Despite all his superficially assuring promises to make good on all damages, on closer inspection Hayward shows himself to be as much a master of “what is is” as Bill Clinton. Notice how he keeps inserting that “all valid claims” qualifier? That means, according to my crystal ball, that BP will fight every single claim to the highest available court of appeals, and will end up paying only the “valid claims” of those fishermen rich enough to afford a gazillion dollars in legal fees.
In short, while boohooing like Iron Eyes Cody in his tearjerker TV ads, Hayward is displaying exactly the same leadership style that created the mess in the first place: cutting corners, doing things on the cheap, stonewalling, shining it on and covering up.
And what is our “progressive” government doing about it? Hayward’s not even getting the kind of grilling the Detroit CEOs got before Congress (remember how they fidgeted about the corporate jets?). Let alone any tough talk about criminal prosecutions from the Justice Department.
Imagine the treatment you’d get from the government if you owed them $1000, and contrast that with the government’s treatment of a man who was almost certainly criminally negligent in causing billions of dollars worth of damage.

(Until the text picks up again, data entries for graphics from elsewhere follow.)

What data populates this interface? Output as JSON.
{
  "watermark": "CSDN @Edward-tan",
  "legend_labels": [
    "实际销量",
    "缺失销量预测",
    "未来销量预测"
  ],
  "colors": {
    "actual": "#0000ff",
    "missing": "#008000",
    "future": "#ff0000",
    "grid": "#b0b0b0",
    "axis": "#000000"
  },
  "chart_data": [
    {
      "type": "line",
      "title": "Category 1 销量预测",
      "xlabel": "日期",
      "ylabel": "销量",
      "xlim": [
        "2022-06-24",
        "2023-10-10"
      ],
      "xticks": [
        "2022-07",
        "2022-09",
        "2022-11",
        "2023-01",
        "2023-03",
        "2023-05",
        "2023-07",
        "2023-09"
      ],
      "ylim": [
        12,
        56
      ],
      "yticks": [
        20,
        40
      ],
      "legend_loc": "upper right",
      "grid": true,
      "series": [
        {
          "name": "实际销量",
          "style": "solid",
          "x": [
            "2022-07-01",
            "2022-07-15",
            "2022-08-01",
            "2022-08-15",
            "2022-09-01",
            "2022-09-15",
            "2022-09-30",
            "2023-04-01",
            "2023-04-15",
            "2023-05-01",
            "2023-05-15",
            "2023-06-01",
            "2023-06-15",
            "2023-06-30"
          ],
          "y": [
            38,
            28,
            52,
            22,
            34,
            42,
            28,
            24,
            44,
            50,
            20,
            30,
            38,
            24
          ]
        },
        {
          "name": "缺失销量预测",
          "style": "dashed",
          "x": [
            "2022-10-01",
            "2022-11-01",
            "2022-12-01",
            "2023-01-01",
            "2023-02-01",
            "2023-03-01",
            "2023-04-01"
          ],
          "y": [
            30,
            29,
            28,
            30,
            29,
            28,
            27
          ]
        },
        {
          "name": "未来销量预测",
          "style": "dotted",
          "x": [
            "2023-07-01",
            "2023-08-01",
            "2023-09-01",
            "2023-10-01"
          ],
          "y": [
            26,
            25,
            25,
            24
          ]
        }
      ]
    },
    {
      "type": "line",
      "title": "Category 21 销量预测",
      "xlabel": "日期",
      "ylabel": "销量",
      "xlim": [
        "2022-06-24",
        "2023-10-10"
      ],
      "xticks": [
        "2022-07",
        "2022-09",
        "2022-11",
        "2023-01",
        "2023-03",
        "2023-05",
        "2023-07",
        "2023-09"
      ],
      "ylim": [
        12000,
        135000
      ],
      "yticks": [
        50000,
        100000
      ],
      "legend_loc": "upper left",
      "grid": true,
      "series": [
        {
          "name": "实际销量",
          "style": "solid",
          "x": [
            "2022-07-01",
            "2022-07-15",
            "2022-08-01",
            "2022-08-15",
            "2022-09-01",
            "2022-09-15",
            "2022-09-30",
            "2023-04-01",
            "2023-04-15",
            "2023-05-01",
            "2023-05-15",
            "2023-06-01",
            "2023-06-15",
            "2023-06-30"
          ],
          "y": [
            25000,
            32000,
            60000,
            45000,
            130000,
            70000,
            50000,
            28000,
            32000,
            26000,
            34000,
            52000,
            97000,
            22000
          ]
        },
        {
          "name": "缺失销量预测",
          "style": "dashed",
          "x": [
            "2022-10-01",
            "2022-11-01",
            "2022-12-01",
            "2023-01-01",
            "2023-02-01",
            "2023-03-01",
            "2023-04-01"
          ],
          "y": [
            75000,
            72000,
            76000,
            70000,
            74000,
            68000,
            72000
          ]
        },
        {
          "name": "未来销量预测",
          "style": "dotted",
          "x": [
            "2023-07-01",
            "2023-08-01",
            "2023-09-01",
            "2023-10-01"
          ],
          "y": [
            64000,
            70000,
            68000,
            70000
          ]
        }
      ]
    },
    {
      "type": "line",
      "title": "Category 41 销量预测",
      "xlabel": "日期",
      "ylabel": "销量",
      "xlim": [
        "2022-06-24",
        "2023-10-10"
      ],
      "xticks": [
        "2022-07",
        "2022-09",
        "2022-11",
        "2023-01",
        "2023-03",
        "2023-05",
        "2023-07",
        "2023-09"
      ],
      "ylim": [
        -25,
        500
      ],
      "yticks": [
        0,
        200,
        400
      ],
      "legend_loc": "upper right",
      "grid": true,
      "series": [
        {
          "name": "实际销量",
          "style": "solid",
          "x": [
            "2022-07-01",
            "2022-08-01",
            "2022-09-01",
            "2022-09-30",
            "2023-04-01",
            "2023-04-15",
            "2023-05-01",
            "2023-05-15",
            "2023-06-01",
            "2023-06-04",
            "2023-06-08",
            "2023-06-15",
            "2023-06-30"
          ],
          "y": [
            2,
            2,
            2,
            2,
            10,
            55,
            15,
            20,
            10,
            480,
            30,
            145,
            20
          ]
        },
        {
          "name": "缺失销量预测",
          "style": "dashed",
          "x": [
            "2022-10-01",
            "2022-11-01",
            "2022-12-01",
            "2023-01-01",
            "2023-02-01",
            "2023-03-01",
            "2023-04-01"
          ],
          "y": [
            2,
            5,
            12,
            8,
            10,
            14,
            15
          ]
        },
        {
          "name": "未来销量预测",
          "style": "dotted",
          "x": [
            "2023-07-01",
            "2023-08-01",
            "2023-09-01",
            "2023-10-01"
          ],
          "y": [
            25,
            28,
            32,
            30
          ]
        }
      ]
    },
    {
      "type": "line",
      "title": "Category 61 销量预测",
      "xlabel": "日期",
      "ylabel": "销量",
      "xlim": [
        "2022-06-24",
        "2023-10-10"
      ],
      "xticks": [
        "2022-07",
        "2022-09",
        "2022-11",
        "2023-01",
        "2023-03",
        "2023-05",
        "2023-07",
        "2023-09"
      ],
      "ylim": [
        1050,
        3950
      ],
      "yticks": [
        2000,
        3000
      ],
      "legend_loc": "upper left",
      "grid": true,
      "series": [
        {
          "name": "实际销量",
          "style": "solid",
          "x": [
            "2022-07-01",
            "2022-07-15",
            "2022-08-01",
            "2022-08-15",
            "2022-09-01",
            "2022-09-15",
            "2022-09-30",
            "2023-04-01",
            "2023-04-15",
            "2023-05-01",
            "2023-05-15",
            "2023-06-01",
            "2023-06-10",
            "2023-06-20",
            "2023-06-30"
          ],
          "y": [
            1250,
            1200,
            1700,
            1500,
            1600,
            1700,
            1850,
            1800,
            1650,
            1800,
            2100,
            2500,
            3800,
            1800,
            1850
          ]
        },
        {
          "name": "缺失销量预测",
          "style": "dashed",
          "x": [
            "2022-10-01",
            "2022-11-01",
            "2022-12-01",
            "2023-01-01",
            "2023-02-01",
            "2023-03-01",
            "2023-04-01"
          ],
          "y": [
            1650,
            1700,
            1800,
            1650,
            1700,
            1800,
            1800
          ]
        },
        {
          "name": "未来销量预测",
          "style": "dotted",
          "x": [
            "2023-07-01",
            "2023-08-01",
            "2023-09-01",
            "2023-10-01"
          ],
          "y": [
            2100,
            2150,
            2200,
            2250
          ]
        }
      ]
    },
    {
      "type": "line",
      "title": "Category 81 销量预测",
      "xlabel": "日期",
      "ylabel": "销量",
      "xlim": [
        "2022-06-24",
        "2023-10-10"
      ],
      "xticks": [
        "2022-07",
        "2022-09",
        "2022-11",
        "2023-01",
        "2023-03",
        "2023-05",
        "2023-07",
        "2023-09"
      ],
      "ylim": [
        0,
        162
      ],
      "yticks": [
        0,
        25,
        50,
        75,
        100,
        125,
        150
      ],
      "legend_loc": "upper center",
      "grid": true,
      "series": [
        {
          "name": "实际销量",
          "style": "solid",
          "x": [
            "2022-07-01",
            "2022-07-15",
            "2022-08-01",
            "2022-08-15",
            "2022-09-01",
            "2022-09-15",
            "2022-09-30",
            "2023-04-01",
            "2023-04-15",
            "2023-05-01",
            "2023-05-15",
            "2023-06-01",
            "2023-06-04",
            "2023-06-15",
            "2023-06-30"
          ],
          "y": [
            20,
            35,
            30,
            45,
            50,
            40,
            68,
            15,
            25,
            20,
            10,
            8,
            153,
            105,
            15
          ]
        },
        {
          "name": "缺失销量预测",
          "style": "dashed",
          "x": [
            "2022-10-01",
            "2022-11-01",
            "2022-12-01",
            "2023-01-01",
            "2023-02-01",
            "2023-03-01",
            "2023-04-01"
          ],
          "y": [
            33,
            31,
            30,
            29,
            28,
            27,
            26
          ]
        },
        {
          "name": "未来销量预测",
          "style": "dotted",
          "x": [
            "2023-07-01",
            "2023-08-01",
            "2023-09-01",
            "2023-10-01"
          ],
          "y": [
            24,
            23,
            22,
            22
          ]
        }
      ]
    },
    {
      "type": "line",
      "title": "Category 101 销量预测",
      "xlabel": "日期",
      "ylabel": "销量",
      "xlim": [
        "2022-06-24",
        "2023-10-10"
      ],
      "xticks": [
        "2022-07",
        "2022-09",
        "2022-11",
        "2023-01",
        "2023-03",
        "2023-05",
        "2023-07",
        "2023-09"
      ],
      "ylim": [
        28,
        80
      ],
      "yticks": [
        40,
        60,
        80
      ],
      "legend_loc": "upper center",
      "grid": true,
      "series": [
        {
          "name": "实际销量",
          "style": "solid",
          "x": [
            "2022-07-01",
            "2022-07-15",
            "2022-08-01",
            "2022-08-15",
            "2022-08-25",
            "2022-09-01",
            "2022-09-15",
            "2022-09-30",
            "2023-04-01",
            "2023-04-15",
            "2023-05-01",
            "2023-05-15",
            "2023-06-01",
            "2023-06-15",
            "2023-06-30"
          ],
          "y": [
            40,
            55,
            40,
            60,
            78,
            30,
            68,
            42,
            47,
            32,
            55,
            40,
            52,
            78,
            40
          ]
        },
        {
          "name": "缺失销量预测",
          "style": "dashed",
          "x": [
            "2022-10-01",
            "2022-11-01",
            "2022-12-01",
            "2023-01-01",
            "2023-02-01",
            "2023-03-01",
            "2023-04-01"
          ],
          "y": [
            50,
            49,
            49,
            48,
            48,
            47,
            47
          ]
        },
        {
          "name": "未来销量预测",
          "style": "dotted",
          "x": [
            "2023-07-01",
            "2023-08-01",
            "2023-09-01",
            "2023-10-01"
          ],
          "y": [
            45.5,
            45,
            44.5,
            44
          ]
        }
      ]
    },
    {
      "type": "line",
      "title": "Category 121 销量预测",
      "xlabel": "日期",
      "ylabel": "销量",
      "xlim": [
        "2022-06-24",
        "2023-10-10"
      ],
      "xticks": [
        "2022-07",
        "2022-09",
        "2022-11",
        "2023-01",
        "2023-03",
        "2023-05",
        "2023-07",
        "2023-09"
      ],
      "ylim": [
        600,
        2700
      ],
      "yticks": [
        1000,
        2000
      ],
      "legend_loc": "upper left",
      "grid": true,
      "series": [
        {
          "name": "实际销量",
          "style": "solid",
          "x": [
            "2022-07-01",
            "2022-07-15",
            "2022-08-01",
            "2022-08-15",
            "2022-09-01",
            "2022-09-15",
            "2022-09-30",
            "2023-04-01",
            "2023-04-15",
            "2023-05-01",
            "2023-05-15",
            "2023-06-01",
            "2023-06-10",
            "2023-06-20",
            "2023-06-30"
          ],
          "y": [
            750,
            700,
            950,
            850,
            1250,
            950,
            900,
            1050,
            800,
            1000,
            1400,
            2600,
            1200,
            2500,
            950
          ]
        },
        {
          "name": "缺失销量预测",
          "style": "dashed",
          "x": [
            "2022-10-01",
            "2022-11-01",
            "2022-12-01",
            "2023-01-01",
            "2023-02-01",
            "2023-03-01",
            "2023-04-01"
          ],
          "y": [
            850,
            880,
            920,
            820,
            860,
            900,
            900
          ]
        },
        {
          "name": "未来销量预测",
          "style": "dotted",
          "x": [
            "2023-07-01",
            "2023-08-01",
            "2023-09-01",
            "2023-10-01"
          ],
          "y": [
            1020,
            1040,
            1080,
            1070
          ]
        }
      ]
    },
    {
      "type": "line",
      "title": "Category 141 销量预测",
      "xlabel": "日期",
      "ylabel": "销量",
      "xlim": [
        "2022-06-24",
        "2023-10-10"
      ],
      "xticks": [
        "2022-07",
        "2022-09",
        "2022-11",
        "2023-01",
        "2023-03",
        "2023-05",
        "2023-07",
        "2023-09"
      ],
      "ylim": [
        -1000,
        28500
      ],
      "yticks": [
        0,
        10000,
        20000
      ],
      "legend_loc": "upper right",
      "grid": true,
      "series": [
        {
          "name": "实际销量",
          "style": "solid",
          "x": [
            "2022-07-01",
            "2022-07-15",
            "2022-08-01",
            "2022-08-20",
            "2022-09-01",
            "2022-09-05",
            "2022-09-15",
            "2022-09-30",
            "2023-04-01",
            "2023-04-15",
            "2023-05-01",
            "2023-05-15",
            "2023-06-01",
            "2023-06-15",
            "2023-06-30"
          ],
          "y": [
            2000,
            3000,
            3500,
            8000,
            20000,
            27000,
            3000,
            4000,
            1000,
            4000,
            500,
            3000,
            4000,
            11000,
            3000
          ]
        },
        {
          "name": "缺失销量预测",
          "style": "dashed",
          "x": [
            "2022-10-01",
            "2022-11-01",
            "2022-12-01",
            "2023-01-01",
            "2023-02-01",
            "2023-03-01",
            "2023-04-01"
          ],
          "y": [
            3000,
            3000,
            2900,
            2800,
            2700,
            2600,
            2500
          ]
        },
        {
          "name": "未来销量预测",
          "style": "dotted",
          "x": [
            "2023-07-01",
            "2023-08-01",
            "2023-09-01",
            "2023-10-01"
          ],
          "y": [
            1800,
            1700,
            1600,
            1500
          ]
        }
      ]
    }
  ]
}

Think: this is the most “progressive” president, with the largest Democratic majority, likely to be elected in a generation. If this guy lacks the political will to make full use of the powers available to him in holding a dirtbag like Hayward accountable in a smoking gun case like this, what good’s a regulatory state?
A regulatory state that works properly only when completely staffed with Dudley Do-Rights, who never sleep on the job (especially with the people they’re supposed to be regulating) is a regulatory state that will never work. In the real world, government is a lot more apt to protect the corporations against you than vice versa.